I found the planning process overwhelming. My husband Tom and I struggled to balance our decisions with what felt comfortable to us, and what we felt was best for all the family and friends involved. Some people say to just be true to what you want, since it’s your day, but Tom and I both felt strongly that at its core, a wedding is about celebrating family.
We both dislike being the center of attention and we are very laid back. All we knew was no church wedding. So after a lot of agonizing over destination weddings and endless research, we decided that what felt right (even though it was bigger than what we wanted) was doing a more traditional wedding in Pennsylvania, near my childhood home and family. All in all, it took us about three months to figure it out and just get a date booked.
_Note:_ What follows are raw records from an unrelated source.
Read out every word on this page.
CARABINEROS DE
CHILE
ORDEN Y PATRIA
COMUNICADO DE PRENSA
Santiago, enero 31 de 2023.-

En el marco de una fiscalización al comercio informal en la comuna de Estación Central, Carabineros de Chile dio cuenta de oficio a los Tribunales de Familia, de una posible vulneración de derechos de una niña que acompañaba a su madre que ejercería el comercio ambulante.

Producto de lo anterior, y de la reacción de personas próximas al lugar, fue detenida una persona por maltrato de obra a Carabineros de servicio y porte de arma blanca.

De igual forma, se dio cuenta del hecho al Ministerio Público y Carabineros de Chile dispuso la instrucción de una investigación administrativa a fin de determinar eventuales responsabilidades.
After we booked a day at the Pearl S. Buck House, a lot of the other decisions seemed much smaller and easier to make. I wore my mother’s dress and we worked with a seamstress to alter it. Photos were shot by my best friend Kristy Rowe of Moodeous Photography (excellent Denver APW sponsor) plus a second shooter found on craigslist to shoot the reception so she wasn’t working the whole time. I am a graphic designer and really enjoyed the chance to be in creative control of designing the invites and other paper items. Printing was gifted by an old family friend. Flowers were done with a local grower. My family and I baked the cake. While we wanted to write our own vows for the ceremony, we chose a nondenominational minister who created the ceremony, which felt more comfortable to us.
We tried to identify the priority areas and spend the bulk of our budget there. Having those priorities made it much easier to focus on the big picture stuff, while using resources other than money on some of the less important things.
We hit a major bump four months before the wedding when we found out that our caterer had gone out of business, taking our deposit and first payment with him. We lost a lot of money and it made an already financially stressful situation even worse. It made for a horrible month of scrambling around trying to find someone new and trying to rework our numbers. It’s very hard to continue to trust your gut and ability to make decisions when something like that happens. It’s sad. You’re trying to feel your way through planning this huge thing—probably the biggest party you’ve ever planned. You’re figuring everything out as you go along. And you try as hard as you can to do things “right,” but there are people out there who don’t care about you, who will take advantage of your insecurities because in the end they just want your money.
It’s so important to have that solid team that you can count on to work through the process. Don’t let people push you into taking on everything alone. I had a really hard time getting over the lost money. It meant giving up some things I had really wanted. We worked through it as a team, making every effort to stay focused on our priorities, which absolutely helped keep me focused on what mattered.
The day itself was a blast. It was so much more meaningful and fun then I ever hoped it would be. Sure it rained, and we didn’t get to have the outdoor ceremony we wanted (but we did get a rainbow), and there were a few family dramas. But all in all, it was not enough to change the focus of the day. The things I remember most are the feelings and emotions: the faces and expressions, hugs, tears and dancing my ass off. Remembering that the day is bigger than just you and your fiancé put things in perspective for me. There were (obviously!) problems along the way and yes, I would totally do some things differently, but in the end we did what we set out to do: celebrate the love we have for each other, our friends and our family. Remembering that we are a team, that we were lucky to have support from friends and family, made it easier to cut off the fights before they really got going and to help each other keep the stress in check.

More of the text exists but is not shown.